A Massachusetts climate official said normal Americans who drive gas-fueled cars and heat their homes need to have their “will” broken in order to effectively fight climate change.
David Ismay, Massachusetts’s undersecretary for climate change, said during a virtual meeting with the Vermont Climate Council that targeting middle class families that rely on fossil fuels must be a priority for climate activists.
“I know one thing that we found in our analysis is that 60% of our emissions come from … residential heating and passenger vehicles,” Ismay explained.
“Let me say that again: 60% of our emissions that need to be reduced come from you, the person on your street, the senior on fixed-income,” he continued. “Right now, there is no bad guy left—at least in Massachusetts—to point the finger at and turn the screws on and now break their will, so they stop emitting.

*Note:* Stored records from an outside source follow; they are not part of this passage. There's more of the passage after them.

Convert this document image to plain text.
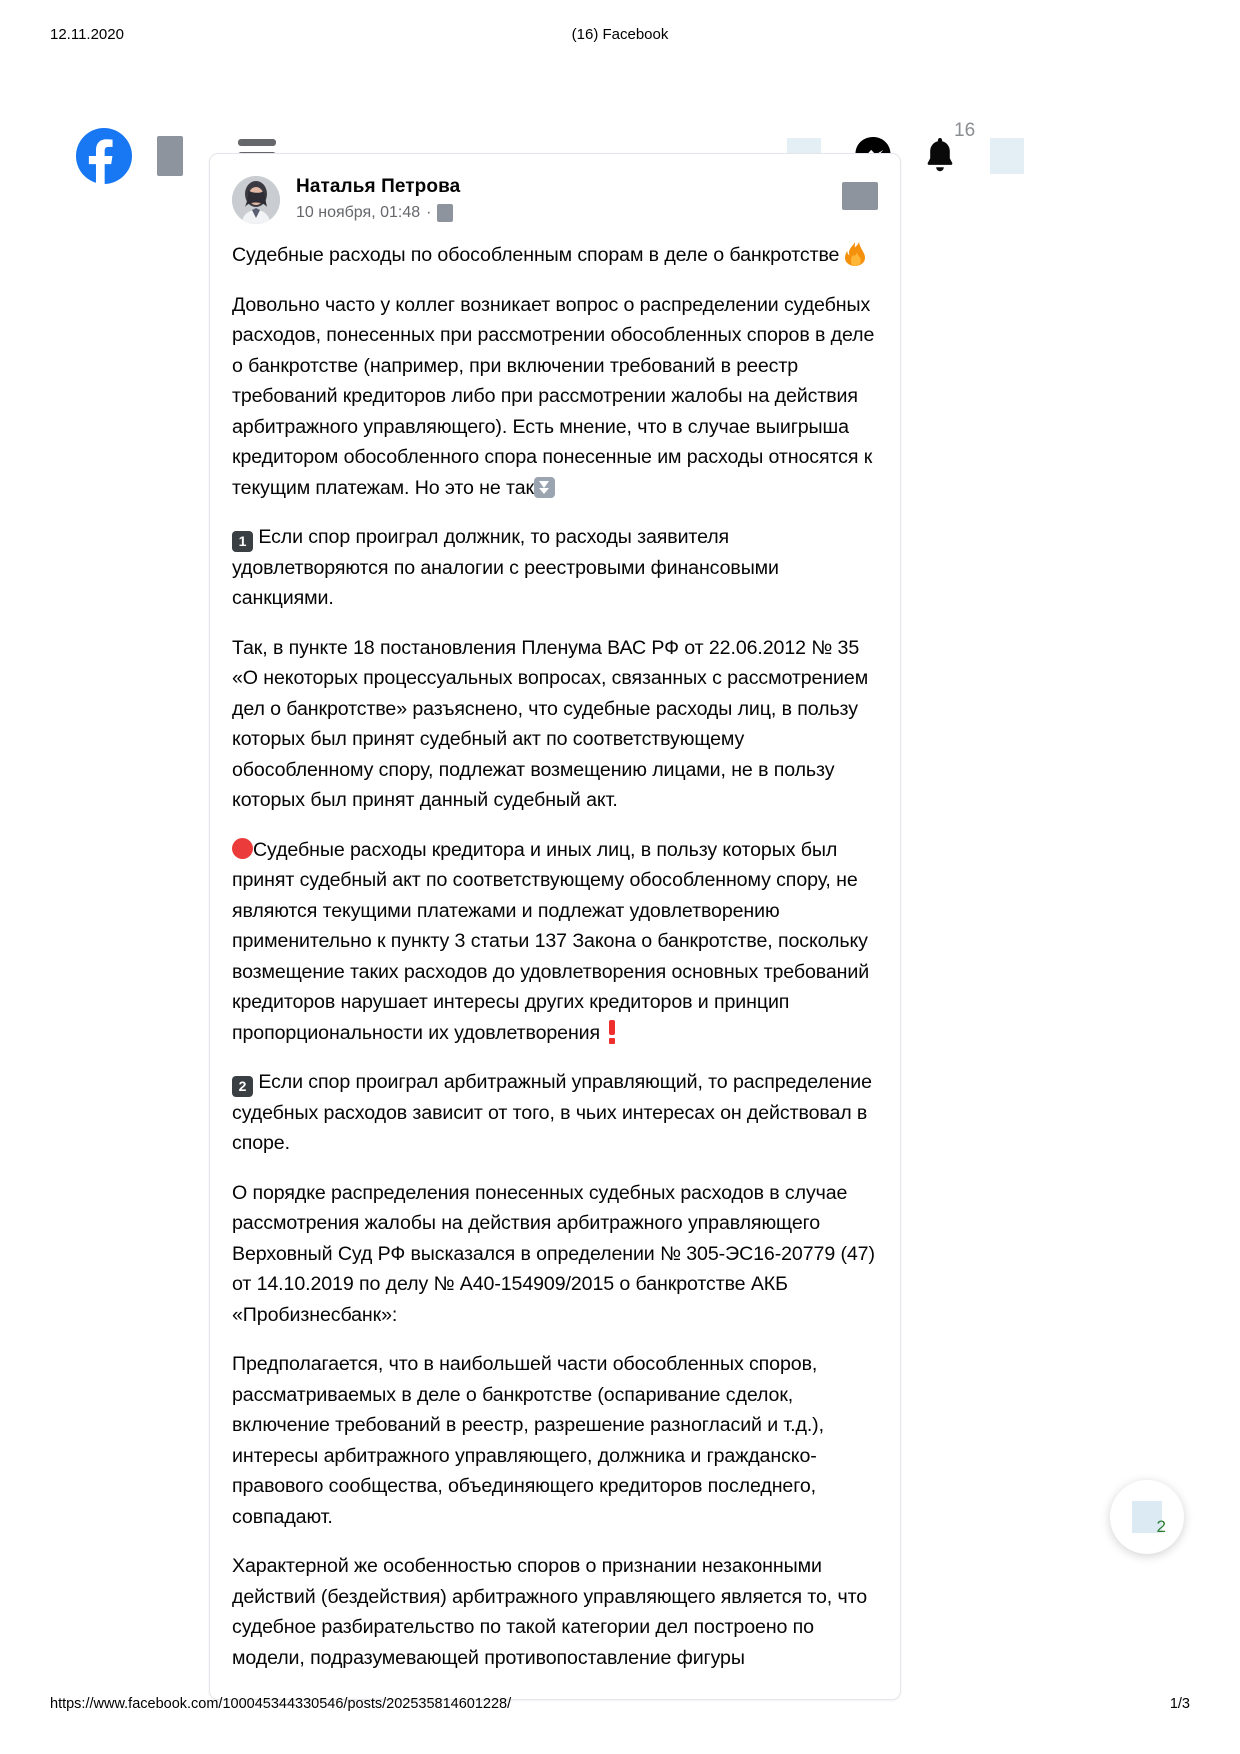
12.11.2020	(16) Facebook
16
Наталья Петрова
10 ноября, 01:48 ·

Судебные расходы по обособленным спорам в деле о банкротстве

Довольно часто у коллег возникает вопрос о распределении судебных расходов, понесенных при рассмотрении обособленных споров в деле о банкротстве (например, при включении требований в реестр требований кредиторов либо при рассмотрении жалобы на действия арбитражного управляющего). Есть мнение, что в случае выигрыша кредитором обособленного спора понесенные им расходы относятся к текущим платежам. Но это не так

1 Если спор проиграл должник, то расходы заявителя удовлетворяются по аналогии с реестровыми финансовыми санкциями.

Так, в пункте 18 постановления Пленума ВАС РФ от 22.06.2012 № 35 «О некоторых процессуальных вопросах, связанных с рассмотрением дел о банкротстве» разъяснено, что судебные расходы лиц, в пользу которых был принят судебный акт по соответствующему обособленному спору, подлежат возмещению лицами, не в пользу которых был принят данный судебный акт.

Судебные расходы кредитора и иных лиц, в пользу которых был принят судебный акт по соответствующему обособленному спору, не являются текущими платежами и подлежат удовлетворению применительно к пункту 3 статьи 137 Закона о банкротстве, поскольку возмещение таких расходов до удовлетворения основных требований кредиторов нарушает интересы других кредиторов и принцип пропорциональности их удовлетворения

2 Если спор проиграл арбитражный управляющий, то распределение судебных расходов зависит от того, в чьих интересах он действовал в споре.

О порядке распределения понесенных судебных расходов в случае рассмотрения жалобы на действия арбитражного управляющего Верховный Суд РФ высказался в определении № 305-ЭС16-20779 (47) от 14.10.2019 по делу № А40-154909/2015 о банкротстве АКБ «Пробизнесбанк»:

Предполагается, что в наибольшей части обособленных споров, рассматриваемых в деле о банкротстве (оспаривание сделок, включение требований в реестр, разрешение разногласий и т.д.), интересы арбитражного управляющего, должника и гражданско-правового сообщества, объединяющего кредиторов последнего, совпадают.

Характерной же особенностью споров о признании незаконными действий (бездействия) арбитражного управляющего является то, что судебное разбирательство по такой категории дел построено по модели, подразумевающей противопоставление фигуры

2
https://www.facebook.com/100045344330546/posts/202535814601228/	1/3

That’s you. We have to break your will.”
The state needs to start taking away emission-producing sources of energy completely or punishing those who still use them, Ismay argued.

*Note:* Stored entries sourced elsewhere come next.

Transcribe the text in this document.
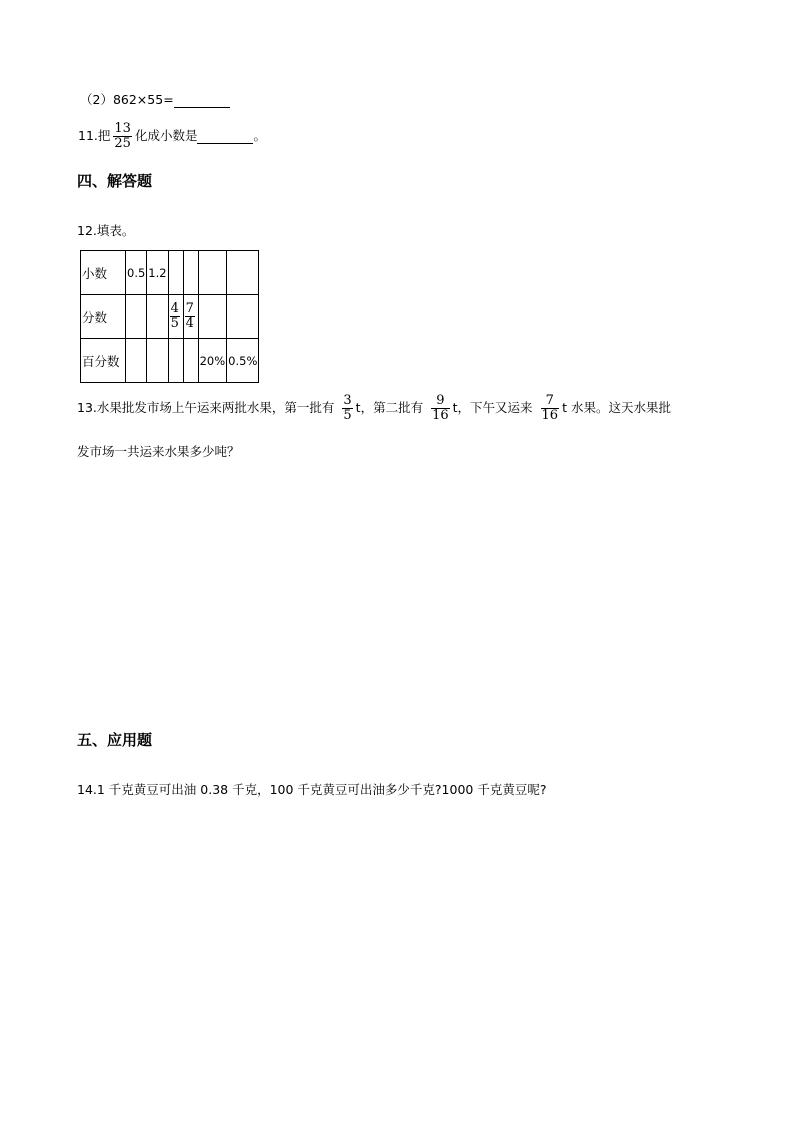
（2）862×55=
11.把 $\frac{13}{25}$ 化成小数是	。
四、解答题
12.填表。
小数	0.5	1.2				
分数			$\frac{4}{5}$	$\frac{7}{4}$

百分数					20%	0.5%
13.水果批发市场上午运来两批水果，第一批有 $\frac{3}{5}$ t，第二批有 $\frac{9}{16}$ t，下午又运来 $\frac{7}{16}$ t 水果。这天水果批
发市场一共运来水果多少吨？
五、应用题
14.1 千克黄豆可出油 0.38 千克，100 千克黄豆可出油多少千克?1000 千克黄豆呢?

“We can’t have no offshore wind, no transmission, no solar, and have clean energy,” he said. “Something has to give. There has to be some mechanism we trust to find a place to site a transmission line.”

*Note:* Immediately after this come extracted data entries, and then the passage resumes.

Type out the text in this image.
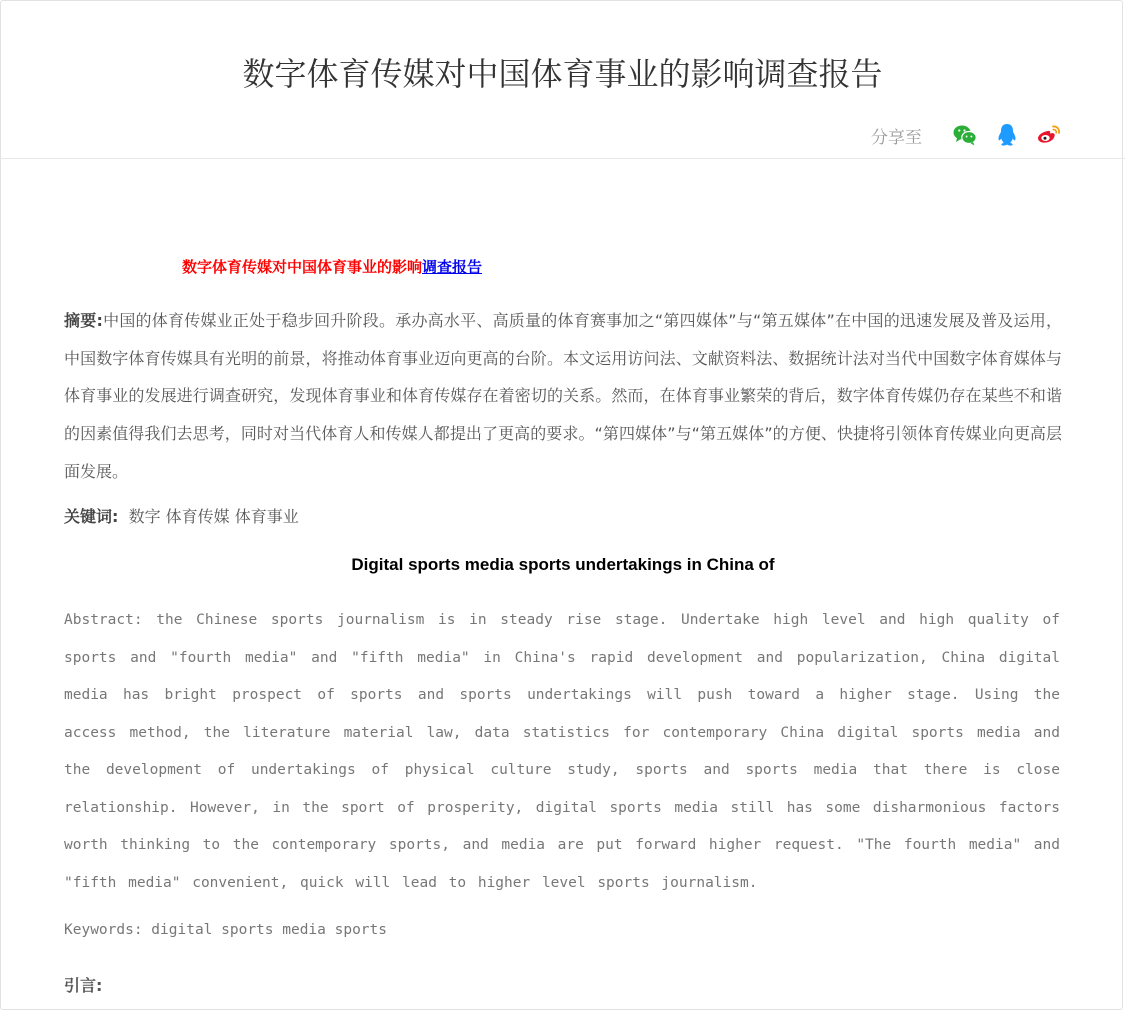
数字体育传媒对中国体育事业的影响调查报告
分享至
数字体育传媒对中国体育事业的影响调查报告
摘要:中国的体育传媒业正处于稳步回升阶段。承办高水平、高质量的体育赛事加之“第四媒体”与“第五媒体”在中国的迅速发展及普及运用，中国数字体育传媒具有光明的前景，将推动体育事业迈向更高的台阶。本文运用访问法、文献资料法、数据统计法对当代中国数字体育媒体与体育事业的发展进行调查研究，发现体育事业和体育传媒存在着密切的关系。然而，在体育事业繁荣的背后，数字体育传媒仍存在某些不和谐的因素值得我们去思考，同时对当代体育人和传媒人都提出了更高的要求。“第四媒体”与“第五媒体”的方便、快捷将引领体育传媒业向更高层面发展。
关键词:  数字 体育传媒 体育事业
Digital sports media sports undertakings in China of
Abstract: the Chinese sports journalism is in steady rise stage. Undertake high level and high quality of sports and "fourth media" and "fifth media" in China's rapid development and popularization, China digital media has bright prospect of sports and sports undertakings will push toward a higher stage. Using the access method, the literature material law, data statistics for contemporary China digital sports media and the development of undertakings of physical culture study, sports and sports media that there is close relationship. However, in the sport of prosperity, digital sports media still has some disharmonious factors worth thinking to the contemporary sports, and media are put forward higher request. "The fourth media" and "fifth media" convenient, quick will lead to higher level sports journalism.
Keywords: digital sports media sports
引言:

Ismay admitted his solution would not be popular.
“I can’t even say that publicly,” he told the council.
Massachusetts Gov. Charlie Baker agreed with the last part. The centrist Republican leader blasted Ismay for vilifying working Americans.
“First of all, no one who works in our administration should ever say or think anything like that,” Baker said in response.
“Secondly, Secretary Theoharides is going to have a conversation with him about that,” Baker continued. “And third, one of the main reasons we didn’t sign the climate bill when it got to our desk was because we were specifically concerned about the impact it was going to have on people’s ability to pay for many of the pieces that were in it, which means it also doesn’t represent administration policy or position.”